Steve Jobs with an iPad (source: Gizmodo.com)

Essentially what we have is a tablet computer, these are not particularly new, a previous example having been the series of HP Compaq tablets. This technology is also not new to Apple who previously put out the ‘Newton’ platform for PDAs and had their OS X (illegally) modified by company Axiotron to run on a tablet-style computer based on reassembling a MacBook and christened the ‘Modbook‘.

Technologies such as smartphones are really pushing forward what can be done geospatially, the Apple iPhone, for instance, allows apps to connect to GPS and provide ‘location based’ services- a popular term a couple of years ago which has still yet to really take off. However it is the Android platform which really seems to be pushing forward mapping on smartphones, with Garmin and Nokia forging ahead with development. This seems logically connected to the fact that Google, officially an internet giant, is behind the android operating systems and has itself invested heavily in mapping, most recently launching the ‘Streetview’ components of it’s Google Maps resource. However, much of what currently exists on smartphones is navigationally based, using prerendered tiles and allowing little in the way of interaction, editting or analysis. Ostensibly this is because smartphone still lack the computing power to conduct GIS functions. This is where tablets come in, just a netbooks occupy the inter- smartphone/laptop territory, tablets do likewise but with a perspective different to the netbook, rather than simply being a tool for browsing the internet, a tablet computer offers laptop functionality with a more portable and user-friendly set up for people in the field or on the move.

iPad shot showing map and hinting at location and thus GPS capability - crucial for field GIS. (source: Gizmodo.com)
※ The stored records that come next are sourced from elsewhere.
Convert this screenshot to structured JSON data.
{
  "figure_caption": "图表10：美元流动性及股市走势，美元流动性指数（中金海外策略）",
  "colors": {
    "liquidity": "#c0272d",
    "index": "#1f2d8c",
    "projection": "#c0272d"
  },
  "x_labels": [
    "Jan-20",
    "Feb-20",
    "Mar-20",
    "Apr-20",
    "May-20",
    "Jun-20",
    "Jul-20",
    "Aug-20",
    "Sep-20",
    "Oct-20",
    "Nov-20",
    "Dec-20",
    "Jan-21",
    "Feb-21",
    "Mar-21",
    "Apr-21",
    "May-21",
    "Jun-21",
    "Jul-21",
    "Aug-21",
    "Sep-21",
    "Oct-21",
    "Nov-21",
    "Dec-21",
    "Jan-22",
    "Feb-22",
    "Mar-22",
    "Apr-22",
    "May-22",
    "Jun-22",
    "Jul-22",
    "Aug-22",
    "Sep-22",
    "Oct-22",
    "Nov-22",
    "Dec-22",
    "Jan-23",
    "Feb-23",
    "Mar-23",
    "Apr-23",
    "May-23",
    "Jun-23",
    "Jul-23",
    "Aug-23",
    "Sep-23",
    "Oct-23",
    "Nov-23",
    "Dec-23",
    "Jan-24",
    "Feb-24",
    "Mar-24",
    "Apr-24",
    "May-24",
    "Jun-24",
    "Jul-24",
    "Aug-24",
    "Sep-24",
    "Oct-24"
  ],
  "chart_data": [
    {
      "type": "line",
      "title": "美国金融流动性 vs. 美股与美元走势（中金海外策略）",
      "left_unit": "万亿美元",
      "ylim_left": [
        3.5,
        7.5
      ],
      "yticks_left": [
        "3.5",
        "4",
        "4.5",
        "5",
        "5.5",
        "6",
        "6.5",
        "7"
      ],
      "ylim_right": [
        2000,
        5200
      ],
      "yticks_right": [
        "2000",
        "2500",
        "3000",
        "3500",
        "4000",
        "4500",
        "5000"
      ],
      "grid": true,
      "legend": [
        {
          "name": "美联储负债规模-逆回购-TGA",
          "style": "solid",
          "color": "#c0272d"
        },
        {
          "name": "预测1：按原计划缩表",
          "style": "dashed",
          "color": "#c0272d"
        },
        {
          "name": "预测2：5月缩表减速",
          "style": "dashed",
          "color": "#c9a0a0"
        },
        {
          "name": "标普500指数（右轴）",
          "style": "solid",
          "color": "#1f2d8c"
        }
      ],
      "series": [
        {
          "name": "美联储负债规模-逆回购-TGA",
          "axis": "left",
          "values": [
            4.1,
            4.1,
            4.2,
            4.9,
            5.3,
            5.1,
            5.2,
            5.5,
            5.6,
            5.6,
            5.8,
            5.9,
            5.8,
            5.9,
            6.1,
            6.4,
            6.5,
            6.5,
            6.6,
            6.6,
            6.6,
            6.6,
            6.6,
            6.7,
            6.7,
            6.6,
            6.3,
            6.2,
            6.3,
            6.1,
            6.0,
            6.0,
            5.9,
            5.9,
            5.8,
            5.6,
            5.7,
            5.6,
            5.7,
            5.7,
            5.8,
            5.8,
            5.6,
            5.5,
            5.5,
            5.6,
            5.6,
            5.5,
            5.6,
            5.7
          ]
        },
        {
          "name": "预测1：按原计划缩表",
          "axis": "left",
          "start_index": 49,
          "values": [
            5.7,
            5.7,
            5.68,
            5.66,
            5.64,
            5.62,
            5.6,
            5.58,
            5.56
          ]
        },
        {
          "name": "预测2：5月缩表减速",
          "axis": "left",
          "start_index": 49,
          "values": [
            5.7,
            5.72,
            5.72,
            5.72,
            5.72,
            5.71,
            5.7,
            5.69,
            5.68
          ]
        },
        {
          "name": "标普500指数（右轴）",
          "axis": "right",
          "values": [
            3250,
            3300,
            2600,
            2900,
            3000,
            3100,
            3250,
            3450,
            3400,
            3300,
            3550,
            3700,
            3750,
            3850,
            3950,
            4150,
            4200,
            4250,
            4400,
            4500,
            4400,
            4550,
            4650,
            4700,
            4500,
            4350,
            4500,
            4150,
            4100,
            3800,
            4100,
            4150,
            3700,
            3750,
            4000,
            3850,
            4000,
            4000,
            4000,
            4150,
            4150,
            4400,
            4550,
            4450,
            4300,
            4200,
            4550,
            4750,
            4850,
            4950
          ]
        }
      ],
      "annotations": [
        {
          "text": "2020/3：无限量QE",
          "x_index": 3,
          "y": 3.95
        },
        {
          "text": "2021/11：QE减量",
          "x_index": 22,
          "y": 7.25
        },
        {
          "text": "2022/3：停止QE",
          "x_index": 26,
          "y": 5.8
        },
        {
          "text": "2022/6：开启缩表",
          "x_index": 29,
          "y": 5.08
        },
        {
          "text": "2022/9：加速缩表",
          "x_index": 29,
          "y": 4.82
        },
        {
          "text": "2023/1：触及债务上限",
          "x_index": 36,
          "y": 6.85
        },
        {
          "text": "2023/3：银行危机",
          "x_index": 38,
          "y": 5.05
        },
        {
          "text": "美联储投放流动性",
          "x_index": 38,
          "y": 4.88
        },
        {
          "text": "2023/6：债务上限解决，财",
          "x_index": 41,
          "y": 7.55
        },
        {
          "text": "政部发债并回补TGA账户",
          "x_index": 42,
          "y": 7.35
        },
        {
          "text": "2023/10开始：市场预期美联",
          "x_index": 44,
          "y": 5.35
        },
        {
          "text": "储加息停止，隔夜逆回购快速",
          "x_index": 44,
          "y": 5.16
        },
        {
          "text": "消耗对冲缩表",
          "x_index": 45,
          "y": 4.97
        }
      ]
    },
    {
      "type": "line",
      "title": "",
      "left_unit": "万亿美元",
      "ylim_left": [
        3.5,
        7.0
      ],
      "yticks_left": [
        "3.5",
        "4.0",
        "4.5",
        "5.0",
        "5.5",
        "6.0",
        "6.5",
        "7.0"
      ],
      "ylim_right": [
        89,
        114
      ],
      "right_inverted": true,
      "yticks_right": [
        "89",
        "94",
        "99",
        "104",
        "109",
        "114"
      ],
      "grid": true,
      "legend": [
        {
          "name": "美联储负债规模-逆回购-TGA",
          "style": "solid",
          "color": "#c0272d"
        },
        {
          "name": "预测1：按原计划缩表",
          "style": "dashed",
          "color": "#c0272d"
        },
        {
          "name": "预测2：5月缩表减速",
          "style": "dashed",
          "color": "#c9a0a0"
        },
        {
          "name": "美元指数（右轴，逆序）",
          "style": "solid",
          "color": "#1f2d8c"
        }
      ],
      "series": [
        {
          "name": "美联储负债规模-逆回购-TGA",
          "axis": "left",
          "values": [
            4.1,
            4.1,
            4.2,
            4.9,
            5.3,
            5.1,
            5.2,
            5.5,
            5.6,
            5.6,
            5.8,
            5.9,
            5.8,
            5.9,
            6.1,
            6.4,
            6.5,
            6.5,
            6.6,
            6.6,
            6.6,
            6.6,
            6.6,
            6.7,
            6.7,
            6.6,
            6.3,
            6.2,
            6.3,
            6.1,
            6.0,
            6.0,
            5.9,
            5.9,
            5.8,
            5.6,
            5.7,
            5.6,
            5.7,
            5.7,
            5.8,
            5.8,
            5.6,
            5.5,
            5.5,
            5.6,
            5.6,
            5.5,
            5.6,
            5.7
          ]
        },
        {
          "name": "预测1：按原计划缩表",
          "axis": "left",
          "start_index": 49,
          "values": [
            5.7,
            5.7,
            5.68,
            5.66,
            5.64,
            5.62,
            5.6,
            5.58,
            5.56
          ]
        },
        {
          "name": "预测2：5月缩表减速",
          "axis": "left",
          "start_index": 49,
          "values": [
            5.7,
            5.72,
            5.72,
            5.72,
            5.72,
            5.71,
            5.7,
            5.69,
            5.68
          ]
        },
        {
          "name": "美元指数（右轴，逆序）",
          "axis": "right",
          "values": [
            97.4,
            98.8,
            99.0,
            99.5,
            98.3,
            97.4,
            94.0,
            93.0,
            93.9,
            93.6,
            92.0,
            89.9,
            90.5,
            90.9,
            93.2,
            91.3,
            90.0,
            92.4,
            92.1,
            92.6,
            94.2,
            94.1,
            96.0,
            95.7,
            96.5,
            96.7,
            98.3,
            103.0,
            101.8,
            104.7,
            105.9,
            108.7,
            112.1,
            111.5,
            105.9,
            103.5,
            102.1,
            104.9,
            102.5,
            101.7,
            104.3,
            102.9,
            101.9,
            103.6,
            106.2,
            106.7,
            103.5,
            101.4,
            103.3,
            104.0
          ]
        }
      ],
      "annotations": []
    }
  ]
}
Currently, the most notable mobile-GIS is ESRIs ArcPad. ArcPad is software which complements their flagship ArcGIS Desktop product, which is currently on release 9.3, but look set to introduce 9.4 (now upgraded to ArcGIS 10) sometime soon. ArcPad is fundamentally designed as a GIS tool for experts, in the field. As such it focuses on likely requirements such as editting, digitisation, attribute tagging, and display. Unfortunately ArcPad, as with ArcGIS desktop, only works on Microsoft OSs (either mobile or PC) thus it is unlikely to be much use on the Apple iSlate without either a virtual machine or dual boot (and why would you want to do that to your new, long awaited Apple product?!). Users of ArcPad will note too that the appearance of ArcPad (see this ESRI pdf for some screenshots) is very much connected to Microsoft’s pre-7 lack of design aesthetic and many note instabilities in the software, either as a result of the platform, or due to ESRI software’s legendary instability.

So ArcPad is unlikely to revolutionise field GIS on the new Apple iPad anytime soon then. So what other solutions are there? Well, Fieldworker seems like a potential solution, but I was too bored by their website’s sales rhetoric to really figure out exactly what it is they wanted to sell me. Likewise Starpal’s HGIS (Handheld Geographic Information System) might be a good candidate if I could get over their mid 90s website. Others such as FieldSmart by Mapframe or PocketGIS look more promising. However the thing that would most excite with regard to the potential offered by new tablet PCs and mobile GIS would be a port for Quantum GIS (qGIS). Whilst some functionality is lacking, and perhaps it has been a bit rushed to 1.0 status, the elements that would be most applicable to a mobile GIS are there, such as digitisation and display. Similarly, members of the community seem to think that creating a mobile version of this open source software would not be a huge effort. I suppose with this in mind, it might not be inconceivable to look at openGeoda as something that could also be developed to run as a mobile GIS, although it will likely require more work than qGIS. Nevertheless, I’ve recently been running openGeoda and qGIS on my Macbook and they seem to complement each other well.

So, essentially what I’m suggesting is that Apple’s latest product offers the potential for some new innovations in mobile GIS and I for one would be excited to see them coming from an open source angle.